Professor Ralph Wood, author of The Gospel According to Tolkien: Visions of the Kingdom in Middle Earth, discusses how director Peter Jackson represented Tolkien well in his Lord of the Rings movie trilogy, but also how he compromised J. R. R. Tolkien’s moral vision for the sake of exciting his audience. Jackson aptly captured the epic grandeur of the Fellowship's quest through the imposing scenery of New Zealand, and he drew a satisfying picture of world of Lorien. He was not as deft, laments Wood, in capturing the moral and religious essence of Tolkien’s life work, which takes shape as the plot unfolds and as the true nature of the characters is revealed. Jackson, unlike Tolkien, favored battle scenes (which could be categorized as spectacle) to character development, while also shying away from opportunities to illustrate the destructive strength and magnitude of evil. In spite of the film version’s shortcomings, however, Wood states that he was impressed with the one place where Jackson improved on Tolkien (in portraying the Company’s grief after Gandalf dies); he is also grateful for all the viewers who will (hopefully) become readers.
Leon Kass, member of the President’s Council on Bioethics, discusses the main concern of a recent report from the Council; Beyond Therapy: Biotechnology and the Pursuit of Happiness attends to the increased use of mood-, memory-, and behavior-enhancing drugs and the effects of the improper use of such drugs. Kass is quick to explain that the report is not condemning the proper use of psychotropic drugs for proper diagnoses; for those who truly have disorders the drugs work wonders, restoring those taking them to a normal capacity that allows them to attempt to achieve their full potential. But the danger of over-prescription of psychotropic drugs for improper diagnoses is real because they have a performance-improving effect even in cases where those taking them do not have a disorder.

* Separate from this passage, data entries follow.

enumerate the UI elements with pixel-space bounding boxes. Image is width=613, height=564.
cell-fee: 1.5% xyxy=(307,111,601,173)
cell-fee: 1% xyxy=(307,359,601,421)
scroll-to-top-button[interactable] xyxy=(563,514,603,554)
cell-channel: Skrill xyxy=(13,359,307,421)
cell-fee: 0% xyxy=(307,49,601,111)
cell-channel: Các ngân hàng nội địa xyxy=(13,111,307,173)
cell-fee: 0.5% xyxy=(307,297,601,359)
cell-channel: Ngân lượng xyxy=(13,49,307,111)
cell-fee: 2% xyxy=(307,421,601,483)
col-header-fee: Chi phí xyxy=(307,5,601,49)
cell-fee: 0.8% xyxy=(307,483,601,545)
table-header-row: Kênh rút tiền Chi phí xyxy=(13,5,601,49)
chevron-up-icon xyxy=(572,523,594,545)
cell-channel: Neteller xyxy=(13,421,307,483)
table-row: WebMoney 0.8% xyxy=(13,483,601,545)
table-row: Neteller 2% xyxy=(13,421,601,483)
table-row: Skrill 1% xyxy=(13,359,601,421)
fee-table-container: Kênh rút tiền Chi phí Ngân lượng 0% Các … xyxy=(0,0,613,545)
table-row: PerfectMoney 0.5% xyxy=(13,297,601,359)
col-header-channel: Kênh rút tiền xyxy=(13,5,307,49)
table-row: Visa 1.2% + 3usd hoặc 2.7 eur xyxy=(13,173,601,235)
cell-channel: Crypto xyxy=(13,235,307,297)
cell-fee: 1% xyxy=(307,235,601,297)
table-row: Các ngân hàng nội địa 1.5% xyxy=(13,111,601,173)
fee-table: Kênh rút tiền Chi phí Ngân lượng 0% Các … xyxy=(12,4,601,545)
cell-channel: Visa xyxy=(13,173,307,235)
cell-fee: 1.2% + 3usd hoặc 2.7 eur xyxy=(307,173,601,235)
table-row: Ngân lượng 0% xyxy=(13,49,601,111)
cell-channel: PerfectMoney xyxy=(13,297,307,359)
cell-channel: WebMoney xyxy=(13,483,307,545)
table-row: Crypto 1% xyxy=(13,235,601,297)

A capricious use of these drugs, states Kass, sends the message that all of life's problems can be solved by a magic pill, and it distracts people from addressing the cause of the symptoms the drugs are ameliorating. The abuse of performance-enhancing drugs also distorts the meaning of human activity and achievement, encouraging the already all-too-common tendency to thrill not to un-aided human accomplishments but to accomplishments brought about by machines or substances.